Amenra – Mass V (Neurot Recordings)

Wednesday, 27th March 2013
Rating: 8/10

Generally speaking, there’s always some tangible value to be found with any one of the Neurot Recordings bands. Neurosis obviously, doesn’t need any more praise heaped upon them, but a deeper inspection into the label’s roster comes to find bands willing to uphold the artistic advances of the label’s namesake. In essence, you’ll never get the same thing twice from Neurot, even from a band like Belgium’s Amenra, who plough the same desolate post-metal, apocalyptic fields as Neurosis. What very could have been a poor man’s take onThrough Silver in Blood or A Sun That Never Sets turns into an involved listening experience; a sonic journey, for lack of a better term.

Recorded amidst the still-ravaged World War II lands of Wissant, France, Mass V comes to embody the cult, ritualistic sound of apocalyptic metal. Naturally, there’s the culpable nods directly at Neurosis and Cult of Luna, yet Amenra space these portions out, preferring to rely on trance-inducing passages on both “Boden” and “A Mon Ame,” which emerges as the album’s highlight moment. Tribal drumming passes through thick, foggy riffs, the type that allow lengthy songs to build upon themselves, much like a ruined populace trying to return to normalcy.
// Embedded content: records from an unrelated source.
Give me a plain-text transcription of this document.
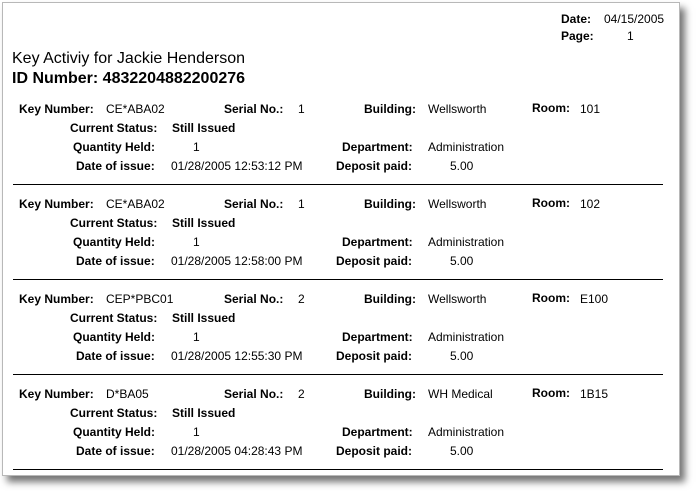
Date: 04/15/2005
Page:	1
Key Activiy for Jackie Henderson
ID Number: 4832204882200276
Key Number: CE*ABA02	Serial No.: 1	Building: Wellsworth	Room: 101
Current Status: Still Issued
Quantity Held:	1	Department: Administration
Date of issue: 01/28/2005 12:53:12 PM	Deposit paid:	5.00
Key Number: CE*ABA02	Serial No.: 1	Building: Wellsworth	Room: 102
Current Status: Still Issued
Quantity Held:	1	Department: Administration
Date of issue: 01/28/2005 12:58:00 PM	Deposit paid:	5.00
Key Number: CEP*PBC01	Serial No.: 2	Building: Wellsworth	Room: E100
Current Status: Still Issued
Quantity Held:	1	Department: Administration
Date of issue: 01/28/2005 12:55:30 PM	Deposit paid:	5.00
Key Number: D*BA05	Serial No.: 2	Building: WH Medical	Room: 1B15
Current Status: Still Issued
Quantity Held:	1	Department: Administration
Date of issue: 01/28/2005 04:28:43 PM	Deposit paid:	5.00
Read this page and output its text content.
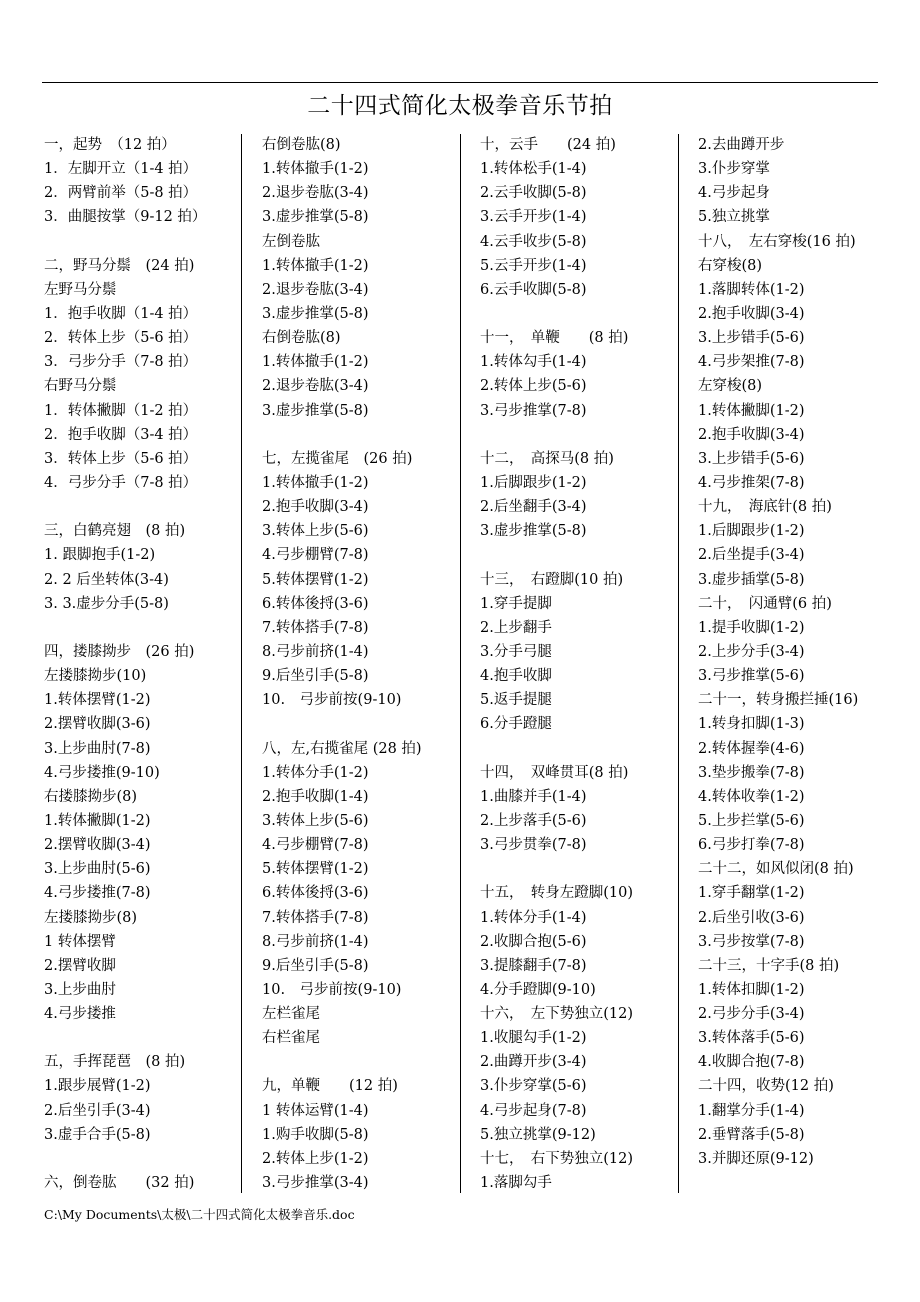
二十四式简化太极拳音乐节拍
一，起势　（12 拍）
1．左脚开立（1-4 拍）
2．两臂前举（5-8 拍）
3．曲腿按掌（9-12 拍）
二，野马分鬃　(24 拍)
左野马分鬃
1．抱手收脚（1-4 拍）
2．转体上步（5-6 拍）
3．弓步分手（7-8 拍）
右野马分鬃
1．转体撇脚（1-2 拍）
2．抱手收脚（3-4 拍）
3．转体上步（5-6 拍）
4．弓步分手（7-8 拍）
三，白鹤亮翅　(8 拍)
1. 跟脚抱手(1-2)
2. 2 后坐转体(3-4)
3. 3.虚步分手(5-8)
四，搂膝拗步　(26 拍)
左搂膝拗步(10)
1.转体摆臂(1-2)
2.摆臂收脚(3-6)
3.上步曲肘(7-8)
4.弓步搂推(9-10)
右搂膝拗步(8)
1.转体撇脚(1-2)
2.摆臂收脚(3-4)
3.上步曲肘(5-6)
4.弓步搂推(7-8)
左搂膝拗步(8)
1 转体摆臂
2.摆臂收脚
3.上步曲肘
4.弓步搂推
五，手挥琵琶　(8 拍)
1.跟步展臂(1-2)
2.后坐引手(3-4)
3.虚手合手(5-8)
六，倒卷肱　　(32 拍)
右倒卷肱(8)
1.转体撤手(1-2)
2.退步卷肱(3-4)
3.虚步推掌(5-8)
左倒卷肱
1.转体撤手(1-2)
2.退步卷肱(3-4)
3.虚步推掌(5-8)
右倒卷肱(8)
1.转体撤手(1-2)
2.退步卷肱(3-4)
3.虚步推掌(5-8)
七，左揽雀尾　(26 拍)
1.转体撤手(1-2)
2.抱手收脚(3-4)
3.转体上步(5-6)
4.弓步棚臂(7-8)
5.转体摆臂(1-2)
6.转体後捋(3-6)
7.转体搭手(7-8)
8.弓步前挤(1-4)
9.后坐引手(5-8)
10.　弓步前按(9-10)
八，左,右揽雀尾 (28 拍)
1.转体分手(1-2)
2.抱手收脚(1-4)
3.转体上步(5-6)
4.弓步棚臂(7-8)
5.转体摆臂(1-2)
6.转体後捋(3-6)
7.转体搭手(7-8)
8.弓步前挤(1-4)
9.后坐引手(5-8)
10.　弓步前按(9-10)
左栏雀尾
右栏雀尾
九，单鞭　　(12 拍)
1 转体运臂(1-4)
1.购手收脚(5-8)
2.转体上步(1-2)
3.弓步推掌(3-4)
十，云手　　(24 拍)
1.转体松手(1-4)
2.云手收脚(5-8)
3.云手开步(1-4)
4.云手收步(5-8)
5.云手开步(1-4)
6.云手收脚(5-8)
十一，　单鞭　　(8 拍)
1.转体勾手(1-4)
2.转体上步(5-6)
3.弓步推掌(7-8)
十二，　高探马(8 拍)
1.后脚跟步(1-2)
2.后坐翻手(3-4)
3.虚步推掌(5-8)
十三，　右蹬脚(10 拍)
1.穿手提脚
2.上步翻手
3.分手弓腿
4.抱手收脚
5.返手提腿
6.分手蹬腿
十四，　双峰贯耳(8 拍)
1.曲膝并手(1-4)
2.上步落手(5-6)
3.弓步贯拳(7-8)
十五，　转身左蹬脚(10)
1.转体分手(1-4)
2.收脚合抱(5-6)
3.提膝翻手(7-8)
4.分手蹬脚(9-10)
十六，　左下势独立(12)
1.收腿勾手(1-2)
2.曲蹲开步(3-4)
3.仆步穿掌(5-6)
4.弓步起身(7-8)
5.独立挑掌(9-12)
十七，　右下势独立(12)
1.落脚勾手
2.去曲蹲开步
3.仆步穿掌
4.弓步起身
5.独立挑掌
十八，　左右穿梭(16 拍)
右穿梭(8)
1.落脚转体(1-2)
2.抱手收脚(3-4)
3.上步错手(5-6)
4.弓步架推(7-8)
左穿梭(8)
1.转体撇脚(1-2)
2.抱手收脚(3-4)
3.上步错手(5-6)
4.弓步推架(7-8)
十九，　海底针(8 拍)
1.后脚跟步(1-2)
2.后坐提手(3-4)
3.虚步插掌(5-8)
二十，　闪通臂(6 拍)
1.提手收脚(1-2)
2.上步分手(3-4)
3.弓步推掌(5-6)
二十一，转身搬拦捶(16)
1.转身扣脚(1-3)
2.转体握拳(4-6)
3.垫步搬拳(7-8)
4.转体收拳(1-2)
5.上步拦掌(5-6)
6.弓步打拳(7-8)
二十二，如风似闭(8 拍)
1.穿手翻掌(1-2)
2.后坐引收(3-6)
3.弓步按掌(7-8)
二十三，十字手(8 拍)
1.转体扣脚(1-2)
2.弓步分手(3-4)
3.转体落手(5-6)
4.收脚合抱(7-8)
二十四，收势(12 拍)
1.翻掌分手(1-4)
2.垂臂落手(5-8)
3.并脚还原(9-12)
C:\My Documents\太极\二十四式简化太极拳音乐.doc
And by finding the ying-yang dynamics at just the right moments (i.e. when distortion vanquishes around the 7:17 mark on “A Mon Ame”), Mass V makes good on its promise to be otherworldly and resonate.

Neurosis’ own Scott Kelly gets in on the act for “Nowena I 9.10,” giving this four-song outing the barren, jarring cap it needs to seal itself off from the rest of the post-metal crowd. Truth is, Mass V is daunting, but the effort shall the reap the rewards of one the year’s hidden post-metal, art-metal gems.